Редактор продолжал говорить, наставлять. Он как бы исподволь «подбрасывал» темы, вопросы, на которые ждет ответа, просил при малейшей возможности связываться с редакцией.

Когда наша беседа, казалось, была закончена, редактор спросил у меня, что я знаю о гибели «Бисмарка». Не сразу поняв смысл вопроса, я ответил, что, кажется, перед самым началом Отечественной войны англичане потопили этот самый современный и сильный линейный корабль гитлеровского надводного флота. Правда, начисто забылось, что предшествовало этой по тогдашним временам крупной операции на море, и в оправдание я заметил, что все это, мол, происходило очень далеко от нас, а последующие военные события и вовсе отодвинули ее в историю.

— Нет уж, военно-морским журналистам такие вещи забывать не дано, — он подошел к висевшей в его кабинете большой карте двух полушарий и подробно рассказал о бое «Бисмарка» с английскими кораблями «Принц оф Уэлс» и «Худ», о гибели последнего из них — гордости британского флота и о том, что потопление «Бисмарка» — весьма ощутимый [98] удар по гитлеровским военно-морским силам. Редактор просил особенно внимательно изучать морские и десантные операции, происходят ли они на самом далеком театре военных действий или поблизости, даже если корреспонденту, как это было со многими из нас в первом году войны, нечасто удавалось выходить на кораблях в боевые походы, а приходилось больше заниматься морской пехотой, авиацией или артиллерией.

Первая встреча с редактором! Как много она значит не только для того, кто впервые переступает порог редакции. В жизни каждого журналиста трудно переоценить роль и место редактора. Одно из самых, пожалуй, важных качеств редакторского таланта — человеколюбие, доброжелательность.
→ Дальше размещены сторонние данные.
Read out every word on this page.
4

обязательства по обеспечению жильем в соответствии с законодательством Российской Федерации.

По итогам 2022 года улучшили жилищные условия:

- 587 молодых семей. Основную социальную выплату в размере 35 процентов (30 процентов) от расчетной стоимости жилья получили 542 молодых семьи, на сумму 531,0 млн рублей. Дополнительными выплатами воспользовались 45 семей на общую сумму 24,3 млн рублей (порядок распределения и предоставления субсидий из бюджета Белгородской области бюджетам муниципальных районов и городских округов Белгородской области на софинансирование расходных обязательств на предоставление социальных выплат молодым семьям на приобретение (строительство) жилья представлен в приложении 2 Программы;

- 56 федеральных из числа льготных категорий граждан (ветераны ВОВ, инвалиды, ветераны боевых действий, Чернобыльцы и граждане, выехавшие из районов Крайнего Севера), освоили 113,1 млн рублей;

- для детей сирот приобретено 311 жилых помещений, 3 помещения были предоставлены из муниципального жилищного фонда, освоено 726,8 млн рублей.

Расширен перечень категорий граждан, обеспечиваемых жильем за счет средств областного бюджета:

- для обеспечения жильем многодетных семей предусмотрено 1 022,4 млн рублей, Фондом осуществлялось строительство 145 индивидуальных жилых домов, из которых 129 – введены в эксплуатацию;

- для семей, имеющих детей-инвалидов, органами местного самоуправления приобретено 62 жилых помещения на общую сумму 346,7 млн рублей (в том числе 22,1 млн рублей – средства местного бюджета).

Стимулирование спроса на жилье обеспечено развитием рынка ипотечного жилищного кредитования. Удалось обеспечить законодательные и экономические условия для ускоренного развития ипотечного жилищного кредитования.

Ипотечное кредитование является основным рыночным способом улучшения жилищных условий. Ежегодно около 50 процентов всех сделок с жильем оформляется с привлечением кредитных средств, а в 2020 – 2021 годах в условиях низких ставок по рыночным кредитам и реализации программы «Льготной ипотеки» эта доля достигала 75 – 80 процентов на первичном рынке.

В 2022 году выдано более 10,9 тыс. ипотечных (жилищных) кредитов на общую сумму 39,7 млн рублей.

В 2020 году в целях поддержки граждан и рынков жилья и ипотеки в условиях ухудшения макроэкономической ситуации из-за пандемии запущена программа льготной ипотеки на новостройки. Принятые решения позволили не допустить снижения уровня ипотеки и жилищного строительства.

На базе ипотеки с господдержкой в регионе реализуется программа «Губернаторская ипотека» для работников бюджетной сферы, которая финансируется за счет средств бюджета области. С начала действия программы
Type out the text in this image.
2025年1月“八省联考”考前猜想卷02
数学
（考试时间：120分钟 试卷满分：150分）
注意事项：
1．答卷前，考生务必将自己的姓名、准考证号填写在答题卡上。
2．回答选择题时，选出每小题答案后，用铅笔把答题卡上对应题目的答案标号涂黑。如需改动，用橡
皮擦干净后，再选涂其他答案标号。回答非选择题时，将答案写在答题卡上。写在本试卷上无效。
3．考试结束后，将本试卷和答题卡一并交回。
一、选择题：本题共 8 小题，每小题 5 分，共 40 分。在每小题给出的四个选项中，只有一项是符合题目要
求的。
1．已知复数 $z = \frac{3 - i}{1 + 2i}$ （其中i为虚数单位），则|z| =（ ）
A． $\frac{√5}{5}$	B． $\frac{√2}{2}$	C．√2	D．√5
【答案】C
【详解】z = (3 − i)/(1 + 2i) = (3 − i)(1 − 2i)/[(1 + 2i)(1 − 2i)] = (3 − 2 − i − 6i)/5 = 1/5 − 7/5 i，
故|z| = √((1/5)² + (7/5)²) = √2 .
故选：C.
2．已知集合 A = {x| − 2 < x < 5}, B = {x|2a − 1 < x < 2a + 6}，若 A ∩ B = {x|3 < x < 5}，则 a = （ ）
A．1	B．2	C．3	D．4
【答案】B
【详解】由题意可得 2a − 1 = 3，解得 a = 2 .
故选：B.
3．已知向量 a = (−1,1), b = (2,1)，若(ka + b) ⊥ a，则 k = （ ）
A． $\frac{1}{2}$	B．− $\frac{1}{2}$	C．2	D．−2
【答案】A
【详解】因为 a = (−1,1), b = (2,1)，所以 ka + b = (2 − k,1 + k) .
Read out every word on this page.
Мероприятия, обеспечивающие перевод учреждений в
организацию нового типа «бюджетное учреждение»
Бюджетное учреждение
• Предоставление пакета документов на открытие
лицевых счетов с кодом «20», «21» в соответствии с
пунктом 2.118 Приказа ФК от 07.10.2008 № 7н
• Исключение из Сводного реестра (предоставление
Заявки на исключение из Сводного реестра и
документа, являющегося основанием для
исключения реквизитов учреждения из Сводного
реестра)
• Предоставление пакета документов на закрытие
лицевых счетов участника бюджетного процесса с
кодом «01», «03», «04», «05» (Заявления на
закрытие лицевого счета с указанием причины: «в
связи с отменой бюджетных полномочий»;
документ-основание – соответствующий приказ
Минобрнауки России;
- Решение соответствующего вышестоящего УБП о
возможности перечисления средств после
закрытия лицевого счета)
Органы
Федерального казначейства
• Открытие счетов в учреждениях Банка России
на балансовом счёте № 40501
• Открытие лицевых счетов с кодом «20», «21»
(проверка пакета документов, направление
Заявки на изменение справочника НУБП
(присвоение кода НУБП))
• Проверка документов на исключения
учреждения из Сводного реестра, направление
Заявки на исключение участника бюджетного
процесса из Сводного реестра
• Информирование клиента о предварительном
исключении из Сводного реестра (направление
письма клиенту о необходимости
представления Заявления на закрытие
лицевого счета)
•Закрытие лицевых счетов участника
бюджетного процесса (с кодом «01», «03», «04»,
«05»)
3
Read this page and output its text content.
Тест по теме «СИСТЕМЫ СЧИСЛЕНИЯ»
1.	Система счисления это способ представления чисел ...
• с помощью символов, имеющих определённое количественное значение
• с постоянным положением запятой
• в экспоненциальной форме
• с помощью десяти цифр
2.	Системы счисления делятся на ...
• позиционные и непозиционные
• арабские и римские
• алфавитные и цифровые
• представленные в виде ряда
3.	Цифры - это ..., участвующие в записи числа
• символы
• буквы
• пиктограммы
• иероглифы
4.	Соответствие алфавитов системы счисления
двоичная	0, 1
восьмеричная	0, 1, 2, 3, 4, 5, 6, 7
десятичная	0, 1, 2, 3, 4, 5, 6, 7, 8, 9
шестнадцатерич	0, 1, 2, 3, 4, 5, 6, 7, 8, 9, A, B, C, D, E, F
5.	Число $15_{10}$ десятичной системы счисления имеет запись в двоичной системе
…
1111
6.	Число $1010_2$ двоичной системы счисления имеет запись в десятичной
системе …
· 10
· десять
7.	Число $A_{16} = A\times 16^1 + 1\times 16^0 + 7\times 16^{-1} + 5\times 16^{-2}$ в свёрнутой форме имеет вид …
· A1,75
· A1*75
Пройдут многие годы после войны, минует более полувека моей работы в журналистике, а Павел Ильич Мусьяков в моей памяти как живой.

Человек во всей своей красоте. Вскоре фронтовая дорога привела меня на 66-ю батарею береговой обороны. Морские комендоры, оказавшись на берегу Таганрогского залива, вели тяжелые оборонительные бои. До 20 вражеских атак в день, одна за другой. И отражение каждой из них изобиловало примерами необыкновенной стойкости, героизма. В небольшие перерывы между боями удавалось накоротке поговорить с людьми. Пребывание на позициях батареи дало богатый материал. Репортаж был немедленно, по фронтовому телеграфу, передан в Москву. И так случилось, что на следующий день после этого удалось связаться по телефону с редакцией. Слышу голос редактора.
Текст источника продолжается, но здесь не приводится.